Seared Scallops With Asian Lime-chile Sauce
Total Time: 26 mins
Preparation Time: 20 mins
Cook Time: 6 mins
Ingredients
- Servings: 4
- 1 clove garlic, chopped
- 1 small hot chili pepper, chopped (2 1/2 inches long preferably red)
- 2 1/4 teaspoons sugar
- 2 tablespoons seasoned rice vinegar
- 2 tablespoons asian fish sauce
- 1 1/2 tablespoons water
- 1 tablespoon fresh lime juice
- 16 medium sea scallops (1 lb)
- 1 tablespoon olive oil
- 4 bamboo skewers (8-inch)
Recipe
- 1 soak skewers in water 30 minutes.
- 2 pound garlic, chile, and sugar to a fine paste with a mortar and pestle.
- 3 stir paste together with vinegar, fish sauce, water, and lime juice.
- 4 (alternatively, purée sauce ingredients together in a blender.) pat scallops dry.
- 5 thread 4 on each skewer then brush both sides with oil (2 teaspoons total for 4 skewers).
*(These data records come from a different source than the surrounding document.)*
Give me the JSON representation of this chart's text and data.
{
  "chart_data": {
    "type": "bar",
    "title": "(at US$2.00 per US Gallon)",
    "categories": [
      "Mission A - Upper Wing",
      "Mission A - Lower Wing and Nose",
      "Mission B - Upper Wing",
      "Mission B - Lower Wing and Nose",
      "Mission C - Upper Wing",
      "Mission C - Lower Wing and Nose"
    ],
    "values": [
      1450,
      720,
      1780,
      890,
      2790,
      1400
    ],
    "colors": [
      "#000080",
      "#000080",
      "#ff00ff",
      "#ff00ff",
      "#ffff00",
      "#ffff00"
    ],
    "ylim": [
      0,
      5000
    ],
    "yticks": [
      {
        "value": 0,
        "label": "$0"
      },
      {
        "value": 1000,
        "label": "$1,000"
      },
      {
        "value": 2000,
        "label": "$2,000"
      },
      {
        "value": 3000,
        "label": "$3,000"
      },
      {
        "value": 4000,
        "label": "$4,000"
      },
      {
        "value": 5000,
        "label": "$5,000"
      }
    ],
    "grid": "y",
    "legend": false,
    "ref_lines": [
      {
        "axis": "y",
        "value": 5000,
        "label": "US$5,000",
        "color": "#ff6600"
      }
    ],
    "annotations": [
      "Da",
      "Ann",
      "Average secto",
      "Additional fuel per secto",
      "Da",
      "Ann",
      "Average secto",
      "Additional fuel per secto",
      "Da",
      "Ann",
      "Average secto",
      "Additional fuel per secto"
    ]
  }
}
- 6 season scallops with salt and pepper.
- 7 brush a 12-inch nonstick skillet with remaining teaspoon oil and heat over high heat until hot but not smoking.
- 8 sear scallops, turning over once, until just cooked through, about 6 minutes total.
- 9 serve scallops with sauce spooned over.
- 10 cooks' note: sauce may be made 1 day ahead and chilled, covered.
- 11 bring to room temperature before serving.